Speaking at Friday's conference, Loretta Mester, president of the Federal Reserve Bank of Cleveland, came closer to accepting the paper's findings. She said its conclusions, along with other recent research, "suggest that inflation could be more persistent than currently anticipated."
"I see the risks to the inflation forecast as tilted to the upside and the costs of continued high inflation as being significant," she said in prepared remarks.

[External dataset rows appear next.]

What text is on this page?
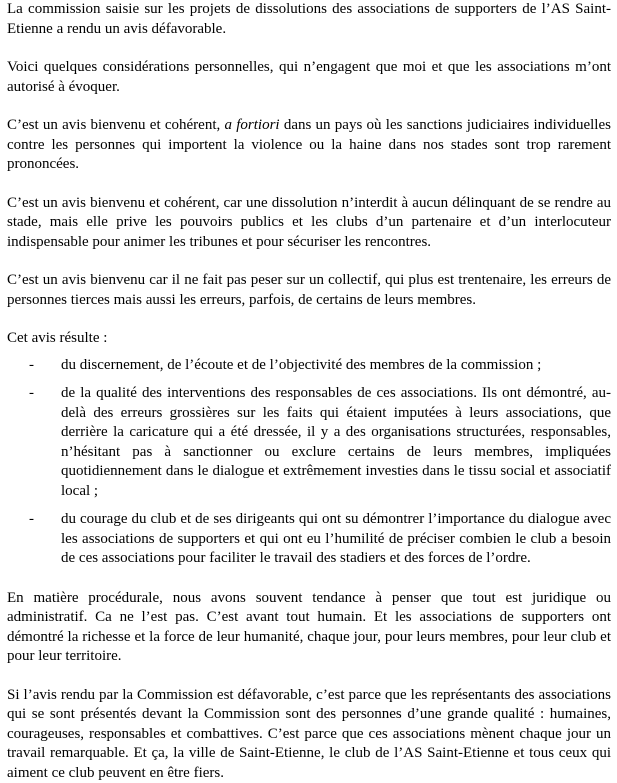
La commission saisie sur les projets de dissolutions des associations de supporters de l’AS Saint-Etienne a rendu un avis défavorable.

Voici quelques considérations personnelles, qui n’engagent que moi et que les associations m’ont autorisé à évoquer.

C’est un avis bienvenu et cohérent, a fortiori dans un pays où les sanctions judiciaires individuelles contre les personnes qui importent la violence ou la haine dans nos stades sont trop rarement prononcées.

C’est un avis bienvenu et cohérent, car une dissolution n’interdit à aucun délinquant de se rendre au stade, mais elle prive les pouvoirs publics et les clubs d’un partenaire et d’un interlocuteur indispensable pour animer les tribunes et pour sécuriser les rencontres.

C’est un avis bienvenu car il ne fait pas peser sur un collectif, qui plus est trentenaire, les erreurs de personnes tierces mais aussi les erreurs, parfois, de certains de leurs membres.

Cet avis résulte :

- du discernement, de l’écoute et de l’objectivité des membres de la commission ;
- de la qualité des interventions des responsables de ces associations. Ils ont démontré, au-delà des erreurs grossières sur les faits qui étaient imputées à leurs associations, que derrière la caricature qui a été dressée, il y a des organisations structurées, responsables, n’hésitant pas à sanctionner ou exclure certains de leurs membres, impliquées quotidiennement dans le dialogue et extrêmement investies dans le tissu social et associatif local ;
- du courage du club et de ses dirigeants qui ont su démontrer l’importance du dialogue avec les associations de supporters et qui ont eu l’humilité de préciser combien le club a besoin de ces associations pour faciliter le travail des stadiers et des forces de l’ordre.

En matière procédurale, nous avons souvent tendance à penser que tout est juridique ou administratif. Ca ne l’est pas. C’est avant tout humain. Et les associations de supporters ont démontré la richesse et la force de leur humanité, chaque jour, pour leurs membres, pour leur club et pour leur territoire.

Si l’avis rendu par la Commission est défavorable, c’est parce que les représentants des associations qui se sont présentés devant la Commission sont des personnes d’une grande qualité : humaines, courageuses, responsables et combattives. C’est parce que ces associations mènent chaque jour un travail remarquable. Et ça, la ville de Saint-Etienne, le club de l’AS Saint-Etienne et tous ceux qui aiment ce club peuvent en être fiers.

Another speaker, Susan Collins, president of the Boston Fed, held out hope a recession could be avoided even as the Fed seeks to conquer inflation with higher rates. Collins said she's "optimistic there is a path to restoring price stability without a significant downturn." She added, though, that she's "well-aware of the many risks and uncertainties" now surrounding the economy.
Yet Collins also suggested the Fed will have to keep tightening credit and keep rates higher "for some, perhaps extended, time."

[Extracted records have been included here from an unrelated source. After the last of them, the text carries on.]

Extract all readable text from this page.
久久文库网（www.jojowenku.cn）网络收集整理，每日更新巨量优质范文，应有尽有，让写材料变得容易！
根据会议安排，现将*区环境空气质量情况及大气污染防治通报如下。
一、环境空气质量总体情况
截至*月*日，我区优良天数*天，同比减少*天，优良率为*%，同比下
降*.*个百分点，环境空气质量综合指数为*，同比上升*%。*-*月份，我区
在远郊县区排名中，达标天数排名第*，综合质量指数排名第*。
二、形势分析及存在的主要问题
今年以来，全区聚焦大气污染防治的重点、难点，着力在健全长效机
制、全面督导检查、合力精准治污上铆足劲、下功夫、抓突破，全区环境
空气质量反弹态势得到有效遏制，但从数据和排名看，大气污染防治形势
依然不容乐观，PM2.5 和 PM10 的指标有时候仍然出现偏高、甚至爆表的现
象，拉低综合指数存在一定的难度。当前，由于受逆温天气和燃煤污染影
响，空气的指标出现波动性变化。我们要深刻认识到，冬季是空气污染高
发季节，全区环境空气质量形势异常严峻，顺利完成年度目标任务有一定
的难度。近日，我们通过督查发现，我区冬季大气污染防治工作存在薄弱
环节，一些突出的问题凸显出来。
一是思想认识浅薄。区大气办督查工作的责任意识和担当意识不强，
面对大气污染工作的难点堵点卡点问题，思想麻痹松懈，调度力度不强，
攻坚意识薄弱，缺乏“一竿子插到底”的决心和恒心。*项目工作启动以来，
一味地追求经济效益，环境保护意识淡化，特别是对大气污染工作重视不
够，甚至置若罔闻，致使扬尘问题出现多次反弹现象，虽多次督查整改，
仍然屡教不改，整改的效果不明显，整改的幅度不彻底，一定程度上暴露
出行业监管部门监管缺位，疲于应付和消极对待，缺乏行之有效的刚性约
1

Some surprisingly strong economic reports last month suggested the economy is more durable than it appeared at the end of last year. Such signs of resilience raised hopes a recession could be avoided even if the Fed keeps tightening credit and makes mortgages, auto loans, credit card borrowing and many corporate loans increasingly expensive.
Problem is, inflation is also slowing more gradually and more fitfully than it first seemed last year. Earlier this month, the government revised up consumer price data. Partly as a result of the revisions, over the past three months, core consumer prices -- which exclude volatile food and energy costs -- have risen at a 4.6% annual rate, up from 4.3% in December.
Those trends raise the possibility the Fed's policymakers will decide they must raise rates further than they've previously projected and keep them higher for longer to try to bring inflation down to their 2% target. Doing so would make a recession later this year more likely. Prices rose 5% in January from a year earlier, according to the Fed's preferred measure.
Using the historical data, the authors project that if the Fed raises its benchmark rate to between 5.2% and 5.5% -- three-quarters of a point higher than its current level, which many economists envision the Fed doing -- the unemployment rate would rise to 5.1%, while inflation would fall as low as 2.9%, by the end of 2025.
Inflation at that level would still exceed Fed's target, suggesting the central bank would have to raise rates even further.
In December, Fed officials projected that higher rates would slow growth and raise the unemployment rate to 4.6%, from 3.4% now. But they predicted the economy would grow slightly this year and next and avoid a downturn.
Other economists have pointed to periods when the Fed successfully achieved a so-called soft landing, including in 1983 and 1994. Yet in those periods, the paper notes, inflation wasn't nearly as severe as it was last year, when it peaked at 9.1% in June, a four-decade high. In those earlier cases, the Fed hiked rates to prevent inflation, rather than having to reduce inflation after it had already surged.